Dr Rajendra Prasad as President of the Constituent Meeting signing the brand new Structure as handed by it.
| Picture Credit score: The Hindu Archives

India celebrates Structure Day or Samvidhan Divas on November 26. It was on today in 1949 that the Constituent Meeting adopted the Structure of India that got here into impact from January 26, 1950. Our Structure encompasses the beliefs that underline the ethos of our nation, its political code, construction, powers, duties of Authorities establishments and its residents, and their elementary rights, making it the longest written structure on the earth.

Chennai-based The Equals Undertaking, an initiative that helps folks higher perceive the Structure and their relationship with it, has partnered with Suno India, a multilingual podcast platform, to discover the problems mentioned within the Constituent Meeting.
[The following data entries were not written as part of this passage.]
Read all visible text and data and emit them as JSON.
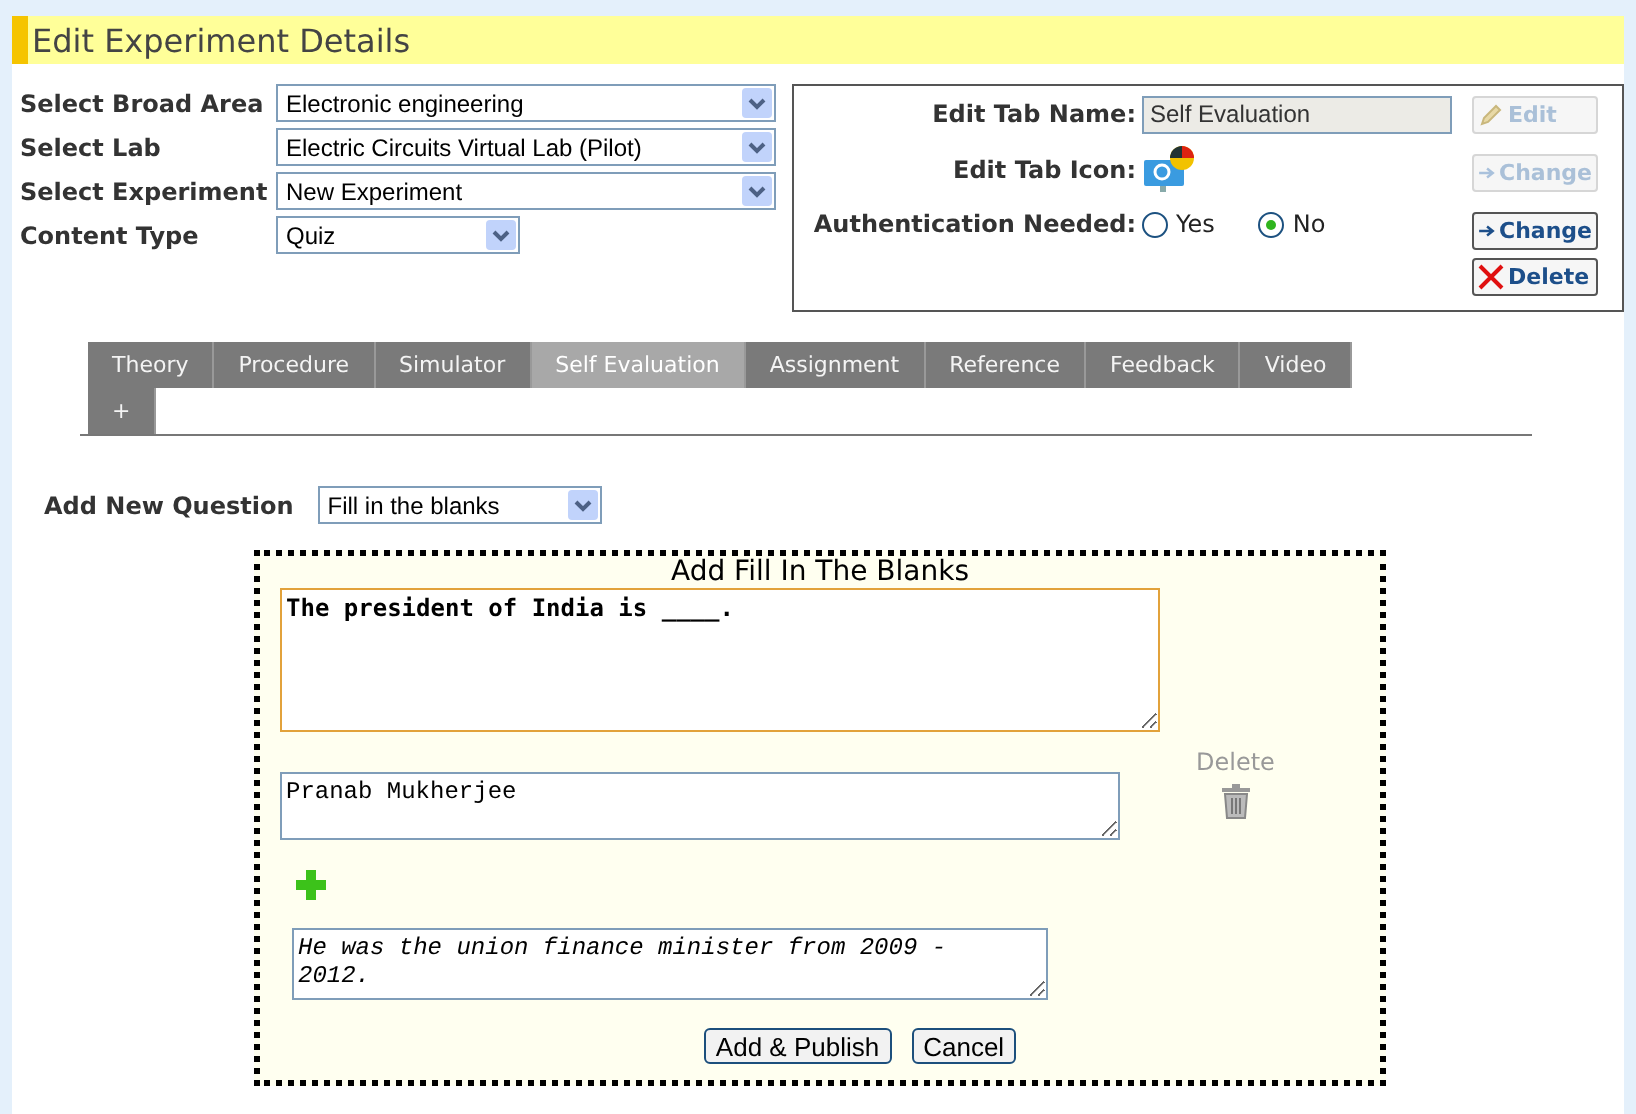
{
  "header": {
    "title": "Edit Experiment Details"
  },
  "form": [
    {
      "label": "Select Broad Area",
      "value": "Electronic engineering",
      "wide": true
    },
    {
      "label": "Select Lab",
      "value": "Electric Circuits Virtual Lab (Pilot)",
      "wide": true
    },
    {
      "label": "Select Experiment",
      "value": "New Experiment",
      "wide": true
    },
    {
      "label": "Content Type",
      "value": "Quiz",
      "wide": false
    }
  ],
  "tab_panel": {
    "name_label": "Edit Tab Name:",
    "name_value": "Self Evaluation",
    "icon_label": "Edit Tab Icon:",
    "auth_label": "Authentication Needed:",
    "auth_options": [
      {
        "label": "Yes",
        "selected": false
      },
      {
        "label": "No",
        "selected": true
      }
    ],
    "buttons": [
      {
        "label": "Edit",
        "kind": "edit",
        "disabled": true
      },
      {
        "label": "Change",
        "kind": "change",
        "disabled": true
      },
      {
        "label": "Change",
        "kind": "change",
        "disabled": false
      },
      {
        "label": "Delete",
        "kind": "delete",
        "disabled": false
      }
    ]
  },
  "tabs": [
    {
      "label": "Theory",
      "selected": false
    },
    {
      "label": "Procedure",
      "selected": false
    },
    {
      "label": "Simulator",
      "selected": false
    },
    {
      "label": "Self Evaluation",
      "selected": true
    },
    {
      "label": "Assignment",
      "selected": false
    },
    {
      "label": "Reference",
      "selected": false
    },
    {
      "label": "Feedback",
      "selected": false
    },
    {
      "label": "Video",
      "selected": false
    },
    {
      "label": "+",
      "selected": false
    }
  ],
  "add_question": {
    "label": "Add New Question",
    "value": "Fill in the blanks"
  },
  "editor": {
    "title": "Add Fill In The Blanks",
    "question": {
      "value": "The president of India is ____."
    },
    "answer": {
      "value": "Pranab Mukherjee"
    },
    "delete_label": "Delete",
    "hint": {
      "value": "He was the union finance minister from 2009 - 2012."
    },
    "buttons": [
      "Add & Publish",
      "Cancel"
    ]
  }
}
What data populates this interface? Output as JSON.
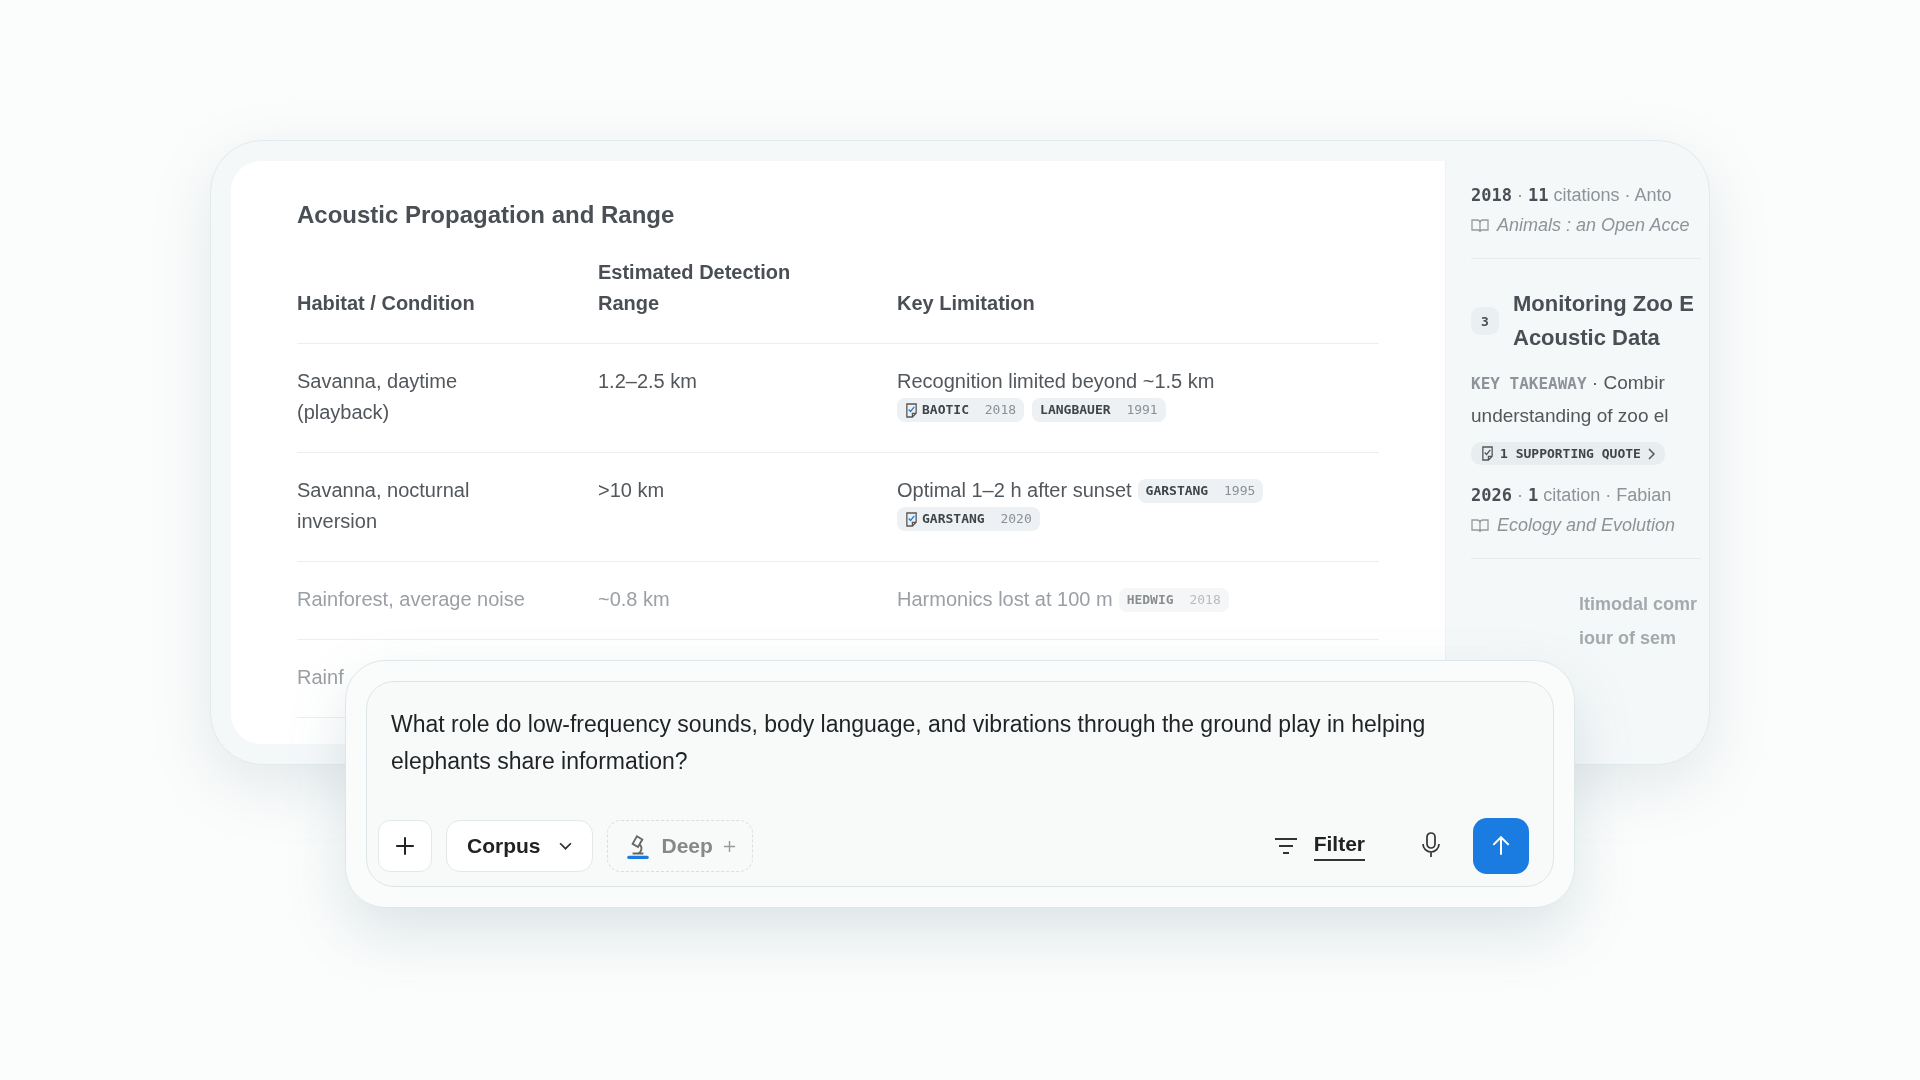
{
  "section": {
    "title": "Acoustic Propagation and Range",
    "columns": [
      "Habitat / Condition",
      "Estimated Detection Range",
      "Key Limitation"
    ],
    "rows": [
      {
        "faded": false,
        "habitat": "Savanna, daytime (playback)",
        "range": "1.2–2.5 km",
        "limitation": "Recognition limited beyond ~1.5 km",
        "inline": [],
        "citations": [
          {
            "author": "BAOTIC",
            "year": "2018",
            "quote": true
          },
          {
            "author": "LANGBAUER",
            "year": "1991",
            "quote": false
          }
        ]
      },
      {
        "faded": false,
        "habitat": "Savanna, nocturnal inversion",
        "range": ">10 km",
        "limitation": "Optimal 1–2 h after sunset",
        "inline": [
          {
            "author": "GARSTANG",
            "year": "1995",
            "quote": false
          }
        ],
        "citations": [
          {
            "author": "GARSTANG",
            "year": "2020",
            "quote": true
          }
        ]
      },
      {
        "faded": true,
        "habitat": "Rainforest, average noise",
        "range": "~0.8 km",
        "limitation": "Harmonics lost at 100 m",
        "inline": [
          {
            "author": "HEDWIG",
            "year": "2018",
            "quote": false
          }
        ],
        "citations": []
      },
      {
        "faded": true,
        "habitat": "Rainf",
        "range": "",
        "limitation": "",
        "inline": [],
        "citations": []
      }
    ]
  },
  "sources": {
    "separator": "·",
    "top": {
      "year": "2018",
      "count": "11",
      "count_label": "citations",
      "author": "Anto",
      "journal": "Animals : an Open Acce"
    },
    "paper": {
      "number": "3",
      "title_lines": [
        "Monitoring Zoo E",
        "Acoustic Data"
      ],
      "takeaway_label": "KEY TAKEAWAY",
      "takeaway_lines": [
        "Combir",
        "understanding of zoo el"
      ],
      "quote_chip": "1 SUPPORTING QUOTE",
      "year": "2026",
      "count": "1",
      "count_label": "citation",
      "author": "Fabian",
      "journal": "Ecology and Evolution"
    },
    "next_lines": [
      "ltimodal comr",
      "iour of sem"
    ]
  },
  "prompt": {
    "text": "What role do low-frequency sounds, body language, and vibrations through the ground play in helping elephants share information?",
    "corpus": "Corpus",
    "deep": "Deep",
    "filter": "Filter"
  }
}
The Undertaking, peopled by two attorneys, an engineering graduate, and a design affiliate, and based by Shruti Viswanathan, a graduate of Nationwide Regulation College of India College, has focussed on the Structure in its workshops, walks and e-book discussions because it was established in 2019.

Shruti Viswanathan

Shruti Viswanathan
| Picture Credit score:
Particular association

“Season 1 of Contested Nation has eight episodes that individually cover subjects such as the fundamental right to marry, free speech and even the Constituent Assembly of Pakistan. The common theme is the Constituent Assembly of India, the events discussed in it and the political events outside it that drove us to this moment. The idea of India and the vision for its future was hotly contested, both inside and outside the Assembly. Some members of the Constituent Assembly refused to sign certain clauses saying that the importance of the states had been compromised, minority rights are not protected enough, etc. It is important to understand why we made the choices we did. The fault lines we see between 1947-49 are the same we see in public life today — caste, language… the tone of discourse has remained the same. What does it mean to be an Indian is a question we are struggling with even today. To move forward, we need to look back,” says 34-year-old Shruti.
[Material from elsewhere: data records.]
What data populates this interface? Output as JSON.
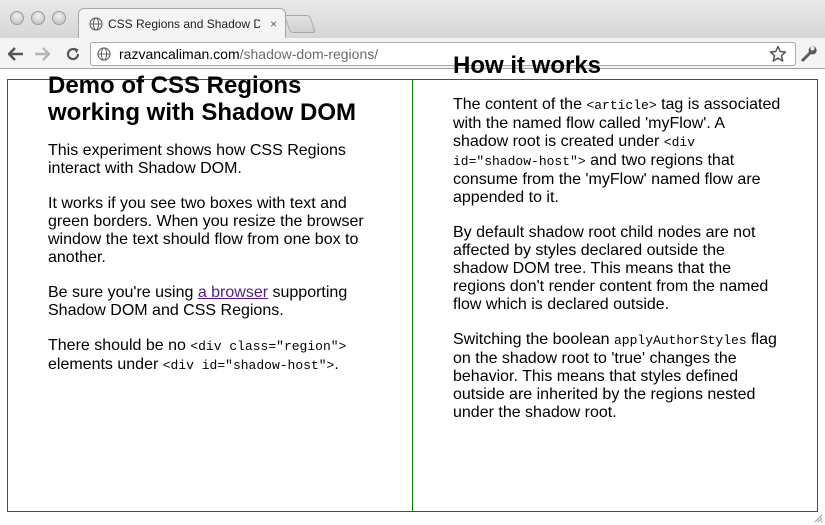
{
  "browser": {
    "tab_title": "CSS Regions and Shadow DOM",
    "tab_close": "×",
    "url_host": "razvancaliman.com",
    "url_path": "/shadow-dom-regions/"
  },
  "left": {
    "title": "Demo of CSS Regions working with Shadow DOM",
    "p1": "This experiment shows how CSS Regions interact with Shadow DOM.",
    "p2": "It works if you see two boxes with text and green borders. When you resize the browser window the text should flow from one box to another.",
    "p3_before": "Be sure you're using ",
    "p3_link": "a browser",
    "p3_after": " supporting Shadow DOM and CSS Regions.",
    "p4_before": "There should be no ",
    "p4_code1": "<div class=\"region\">",
    "p4_mid": " elements under ",
    "p4_code2": "<div id=\"shadow-host\">",
    "p4_after": "."
  },
  "right": {
    "title": "How it works",
    "p1_a": "The content of the ",
    "p1_code1": "<article>",
    "p1_b": " tag is associated with the named flow called 'myFlow'. A shadow root is created under ",
    "p1_code2": "<div id=\"shadow-host\">",
    "p1_c": " and two regions that consume from the 'myFlow' named flow are appended to it.",
    "p2": "By default shadow root child nodes are not affected by styles declared outside the shadow DOM tree. This means that the regions don't render content from the named flow which is declared outside.",
    "p3_a": "Switching the boolean ",
    "p3_code": "applyAuthorStyles",
    "p3_b": " flag on the shadow root to 'true' changes the behavior. This means that styles defined outside are inherited by the regions nested under the shadow root."
  },
  "colors": {
    "region_border": "#008000",
    "visited_link": "#551a8b"
  }
}
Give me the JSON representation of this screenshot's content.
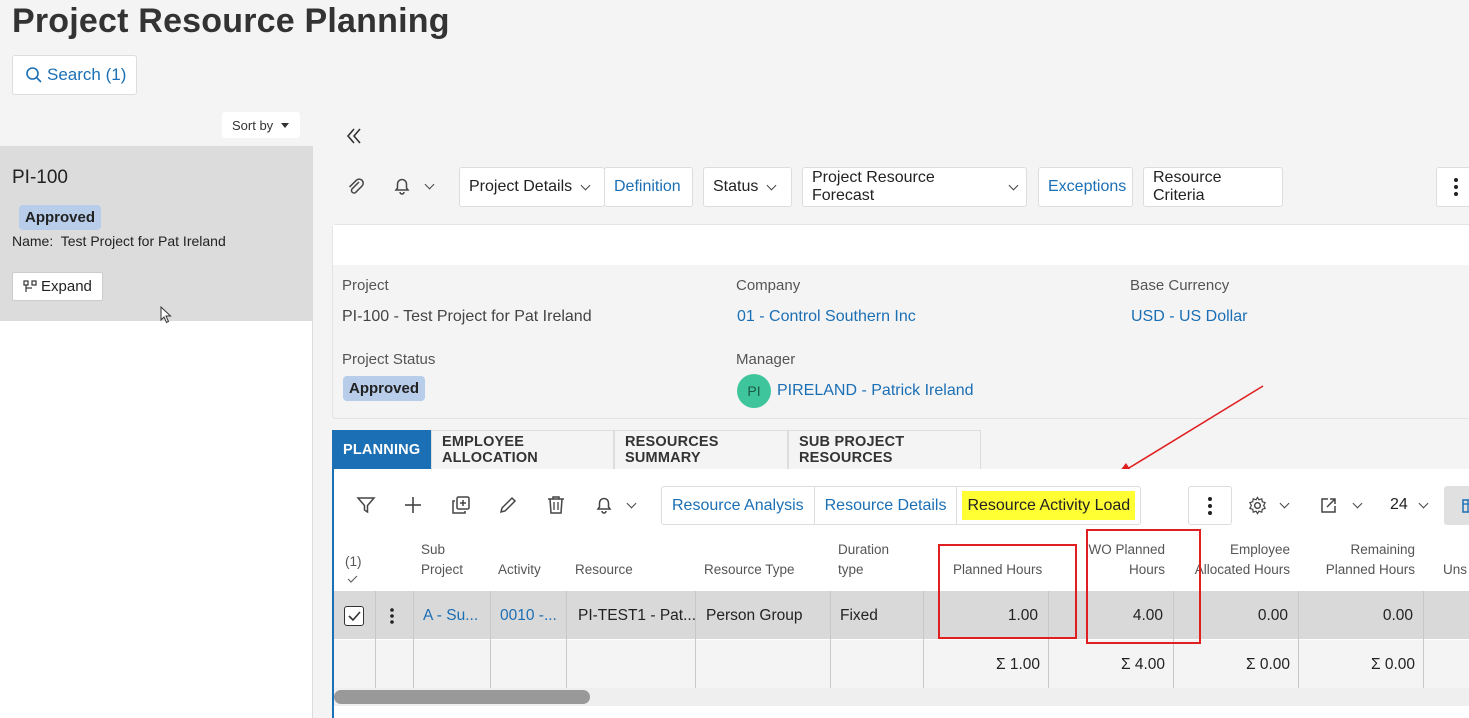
{
  "page": {
    "title": "Project Resource Planning"
  },
  "search": {
    "label": "Search (1)"
  },
  "list": {
    "sort_label": "Sort by",
    "card": {
      "id": "PI-100",
      "status": "Approved",
      "name_label": "Name:",
      "name_value": "Test Project for Pat Ireland",
      "expand_label": "Expand"
    }
  },
  "toolbar": {
    "project_details": "Project Details",
    "definition": "Definition",
    "status": "Status",
    "forecast": "Project Resource Forecast",
    "exceptions": "Exceptions",
    "criteria": "Resource Criteria"
  },
  "header": {
    "project_label": "Project",
    "project_value": "PI-100 - Test Project for Pat Ireland",
    "company_label": "Company",
    "company_value": "01 - Control Southern Inc",
    "currency_label": "Base Currency",
    "currency_value": "USD - US Dollar",
    "status_label": "Project Status",
    "status_value": "Approved",
    "manager_label": "Manager",
    "manager_initials": "PI",
    "manager_value": "PIRELAND - Patrick Ireland"
  },
  "tabs": [
    {
      "label": "PLANNING",
      "active": true
    },
    {
      "label": "EMPLOYEE ALLOCATION",
      "active": false
    },
    {
      "label": "RESOURCES SUMMARY",
      "active": false
    },
    {
      "label": "SUB PROJECT RESOURCES",
      "active": false
    }
  ],
  "grid": {
    "commands": {
      "analysis": "Resource Analysis",
      "details": "Resource Details",
      "activity_load": "Resource Activity Load"
    },
    "page_size": "24",
    "selection_count": "(1)",
    "columns": {
      "sub_project": [
        "Sub",
        "Project"
      ],
      "activity": "Activity",
      "resource": "Resource",
      "resource_type": "Resource Type",
      "duration_type": [
        "Duration",
        "type"
      ],
      "planned_hours": "Planned Hours",
      "wo_planned_hours": [
        "WO Planned",
        "Hours"
      ],
      "employee_allocated": [
        "Employee",
        "Allocated Hours"
      ],
      "remaining_planned": [
        "Remaining",
        "Planned Hours"
      ],
      "unspecified": "Uns"
    },
    "rows": [
      {
        "sub_project": "A - Su...",
        "activity": "0010 -...",
        "resource": "PI-TEST1 - Pat...",
        "resource_type": "Person Group",
        "duration_type": "Fixed",
        "planned_hours": "1.00",
        "wo_planned_hours": "4.00",
        "employee_allocated": "0.00",
        "remaining_planned": "0.00"
      }
    ],
    "totals": {
      "planned_hours": "Σ 1.00",
      "wo_planned_hours": "Σ 4.00",
      "employee_allocated": "Σ 0.00",
      "remaining_planned": "Σ 0.00"
    }
  },
  "colors": {
    "accent": "#1b6fb5",
    "highlight": "#ffff33",
    "annotation": "#e02020"
  }
}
The podcasts are all underneath an hour and comply with a script on the broad difficulty being mentioned. “If it’s too complicated like the discussion on Citizenship, we split it into two episodes.”

A group of 4 works on analysis, fact-checking and design whereas Suno India helps with enhancing and publishing. 
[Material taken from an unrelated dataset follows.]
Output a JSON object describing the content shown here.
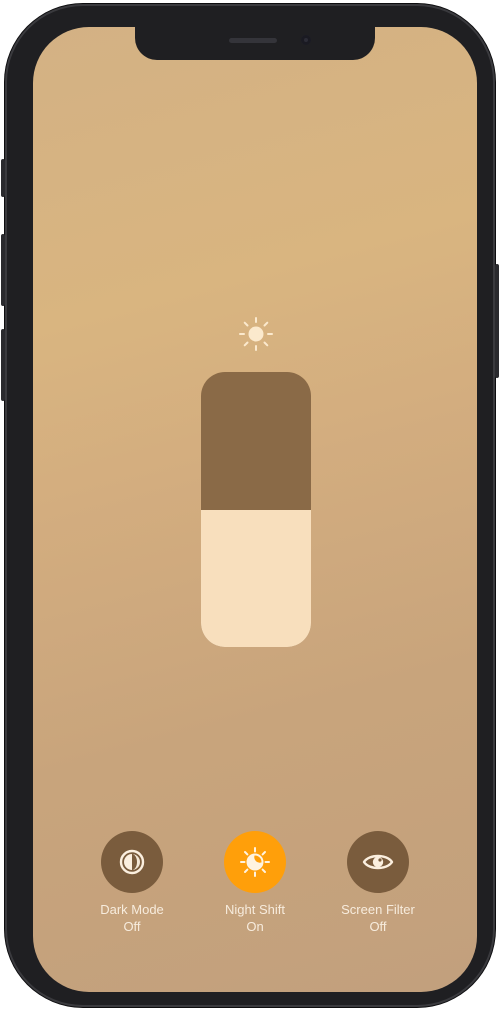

The undertaking selected audio system who had been accessible to the viewers; had data of the subject material, and various opinions. “The Constituent Assembly is discussed largely by academics and jurists. We hope to expand that. For example, Ganeev Kaur Dhillon is a lawyer but also a curator of the Partition Museum, Amritsar, and brings her knowledge of documenting oral histories to the podcast,” says Shruti. “Our speakers include Maitreyi Krishnan, who looks at the unorganised sector in labour in Karnataka. We focussed on those who understand what restrictions on free speech mean for the practice of democracy, and not just from an academic end.” 

The Equals Project in collaboration with Suno India has brought out the series of podcasts

The Equals Undertaking in collaboration with Suno India has introduced out the sequence of podcasts
| Picture Credit score:
Particular association

Why the Constituent Meeting of Pakistan? “It was fascinating because here we have two assemblies that start off in similar ways, created in the same moment with founding leaders who made a case for inclusivity. But the journey takes a different course in Pakistan. The first assembly was dissolved even before the constitution was written. It took a 25-year journey to get to the constitution they have today,” says Shruti.

The podcast attracts closely on audio clips, historic sources resembling Mountbatten saying the Partition of India, a clip from the 1973 movie ‘Garam Hava’ on Partition, and totally different audio mediums tied to popular culture. “We look at everything from a non-legal lens, and of things about the Constitution we dont know of.”

Contested Nation will be streamed on Spotify.